Someone cursed from a distance. Another ran a hand down his face, exhaling.
"Fantastic," muttered Kael. "Because surviving one curse wasn’t enough. Let’s just stack them up, see what happens."
Garen stepped forward, arms crossed over his broad chest. "So, what be the plan? We can’t exactly sail away from a Sea goddess."
"No, we can’t," I admitted. "But we can be ready."
And we need to be, because I have a feeling this isn’t just about Nerina running away. If the Oracle sent her away from Thalassia, it means there’s something bigger at play—something we don’t understand yet. We prepare for storms, for battle, for whatever unnatural wrath she might send our way.
"We’ve survived more than most—we’ll survive this too."
Another voice piped up from the back. "Is there any good news in all this, Captain? Or are we just taking turns getting punched in the gut?"
I smirked, crossing my arms. "Oh, there’s good news, alright. You lot get to go down in history as the unfortunate bastards who defied a goddess. Twice. Think of the stories they’ll tell. If we live, we’re legends.
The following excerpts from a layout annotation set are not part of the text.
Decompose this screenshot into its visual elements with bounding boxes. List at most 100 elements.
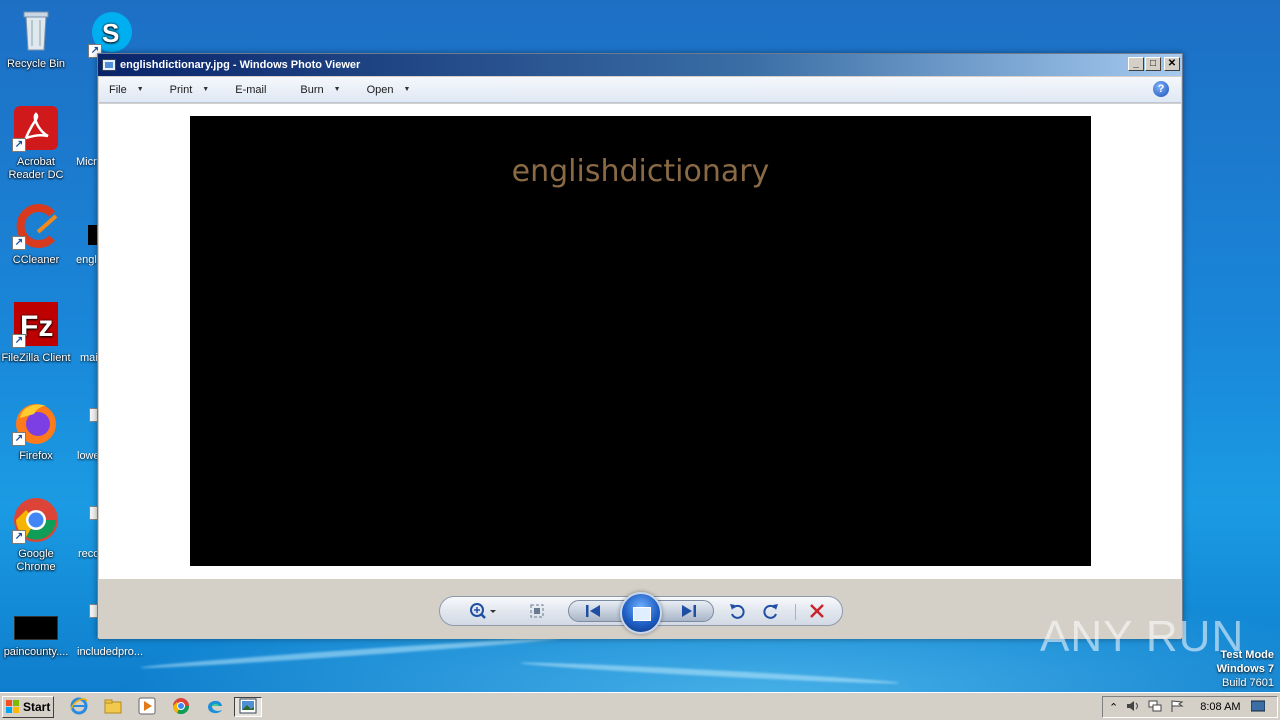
chevron-down-icon: ▼ (333, 86, 341, 93)
photo-viewer-icon (102, 59, 116, 71)
shortcut-arrow-icon: ↗ (12, 432, 26, 446)
taskbar-media-player[interactable] (136, 697, 158, 717)
desktop-icon-filezilla[interactable]: Fz ↗ FileZilla Client (0, 300, 74, 365)
rotate-clockwise-icon (762, 604, 780, 624)
build-line: Build 7601 (1222, 677, 1274, 689)
explorer-icon (104, 697, 122, 718)
image-viewport[interactable]: englishdictionary (99, 104, 1181, 579)
window-controls: _ □ ✕ (1128, 57, 1180, 71)
desktop-icon-chrome[interactable]: ↗ Google Chrome (0, 496, 74, 574)
desktop-icon-label: Firefox (19, 450, 53, 462)
desktop-icon-paincounty[interactable]: paincounty.... (0, 612, 74, 659)
skype-icon: S ↗ (88, 10, 136, 58)
windows-logo-icon (6, 700, 20, 714)
close-button[interactable]: ✕ (1164, 57, 1180, 71)
help-icon[interactable]: ? (1153, 81, 1169, 97)
delete-button[interactable] (808, 602, 826, 624)
menu-label: Burn (300, 83, 324, 96)
minimize-button[interactable]: _ (1128, 57, 1144, 71)
taskbar-chrome[interactable] (170, 697, 192, 717)
next-icon (680, 605, 698, 623)
anyrun-watermark: ANY RUN (1040, 612, 1245, 661)
desktop-icon-label: CCleaner (12, 254, 60, 266)
photo-viewer-window[interactable]: englishdictionary.jpg - Windows Photo Vi… (97, 53, 1183, 639)
menu-print[interactable]: Print ▼ (170, 84, 210, 96)
next-button[interactable] (680, 603, 698, 623)
desktop-icon-firefox[interactable]: ↗ Firefox (0, 398, 74, 463)
test-mode-watermark: Test Mode Windows 7 Build 7601 (1217, 648, 1274, 690)
menu-label: E-mail (235, 83, 267, 96)
chrome-icon: ↗ (12, 496, 60, 544)
desktop-icon-recycle-bin[interactable]: Recycle Bin (0, 6, 74, 71)
taskbar-internet-explorer[interactable] (68, 697, 90, 717)
displayed-image: englishdictionary (190, 116, 1091, 566)
zoom-button[interactable] (468, 601, 498, 625)
firefox-icon: ↗ (12, 398, 60, 446)
wallpaper-streak (520, 660, 900, 686)
menu-label: File (109, 83, 127, 96)
desktop-icon-ccleaner[interactable]: ↗ CCleaner (0, 202, 74, 267)
internet-explorer-icon (70, 697, 88, 718)
shortcut-arrow-icon: ↗ (12, 236, 26, 250)
os-line: Windows 7 (1216, 663, 1274, 675)
menu-open[interactable]: Open ▼ (367, 84, 411, 96)
desktop-icon-label: Acrobat Reader DC (8, 156, 64, 181)
chrome-icon (172, 697, 190, 718)
window-title: englishdictionary.jpg - Windows Photo Vi… (120, 59, 361, 71)
wallpaper-streak (140, 635, 560, 671)
volume-icon[interactable] (1126, 700, 1140, 715)
taskbar: Start ⌃ 8:08 AM (0, 692, 1280, 720)
system-tray: ⌃ 8:08 AM (1102, 696, 1278, 718)
previous-button[interactable] (584, 603, 602, 623)
image-text: englishdictionary (511, 154, 770, 189)
shortcut-arrow-icon: ↗ (12, 530, 26, 544)
edge-icon (206, 697, 224, 718)
desktop-icon-includedpro-partial[interactable]: includedpro... (77, 646, 153, 658)
shortcut-arrow-icon: ↗ (12, 138, 26, 152)
rotate-counterclockwise-button[interactable] (728, 602, 746, 624)
clock[interactable]: 8:08 AM (1200, 701, 1240, 713)
desktop-icon-acrobat[interactable]: ↗ Acrobat Reader DC (0, 104, 74, 182)
start-button[interactable]: Start (2, 696, 54, 718)
control-bar (99, 579, 1181, 639)
previous-icon (584, 605, 602, 623)
recycle-bin-icon (12, 6, 60, 54)
desktop-icon-label: Recycle Bin (6, 58, 66, 70)
taskbar-explorer[interactable] (102, 697, 124, 717)
action-center-flag-icon[interactable] (1170, 699, 1184, 715)
acrobat-icon: ↗ (12, 104, 60, 152)
menu-label: Print (169, 83, 193, 96)
separator (795, 604, 796, 620)
menu-file[interactable]: File ▼ (109, 84, 144, 96)
rotate-clockwise-button[interactable] (762, 602, 780, 624)
menu-email[interactable]: E-mail (235, 84, 266, 96)
shortcut-arrow-icon: ↗ (12, 334, 26, 348)
network-icon[interactable] (1148, 700, 1162, 715)
chevron-down-icon: ▼ (202, 86, 210, 93)
rotate-counterclockwise-icon (728, 604, 746, 624)
show-hidden-icons-icon[interactable]: ⌃ (1109, 701, 1118, 714)
desktop-icon-label: paincounty.... (3, 646, 69, 658)
actual-size-button[interactable] (528, 602, 546, 624)
menu-burn[interactable]: Burn ▼ (300, 84, 340, 96)
controls-pill (439, 592, 843, 634)
image-file-icon (12, 612, 60, 642)
menu-label: Open (366, 83, 394, 96)
taskbar-edge[interactable] (204, 697, 226, 717)
desktop-icon-label: Google Chrome (16, 548, 56, 573)
taskbar-photo-viewer[interactable] (234, 697, 262, 717)
title-bar[interactable]: englishdictionary.jpg - Windows Photo Vi… (98, 54, 1182, 76)
ccleaner-icon: ↗ (12, 202, 60, 250)
menu-bar: File ▼ Print ▼ E-mail Burn ▼ Open ▼ ? (99, 77, 1181, 103)
actual-size-icon (528, 604, 546, 624)
chevron-down-icon: ▼ (403, 86, 411, 93)
show-desktop-icon[interactable] (1250, 700, 1266, 715)
photo-viewer-icon (239, 698, 257, 717)
svg-text:S: S (102, 18, 119, 48)
desktop-icon-label: FileZilla Client (1, 352, 71, 364)
maximize-button[interactable]: □ (1145, 57, 1161, 71)
chevron-down-icon: ▼ (136, 86, 144, 93)
delete-icon (808, 604, 826, 624)
start-label: Start (23, 700, 51, 714)
slideshow-button[interactable] (620, 592, 662, 634)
If we die… Well, at least we won’t be around to hear the complaints."
I exhaled, glancing back toward the cabin. "I hope you’ve all made your peace with the sea, because Meris won’t stop until she gets what she wants."
Talking to myself more than anyone.
My mind drifted to what she might unleash to get Nerina back.
The ocean had always been her weapon, but it was more than that—it was her will, her reach, her wrath.
The tides could turn treacherous in an instant, shifting currents into churning maelstroms. She could summon leviathans from the deep—creatures of nightmare and shadow, things older than mermaids or men.
She could drown a ship without a storm, silence the wind itself, leave us stranded in a sea as still as death.
I had seen her power once before.
And if she was truly enraged, she wouldn’t just come for Nerina—she would make an example of all of us.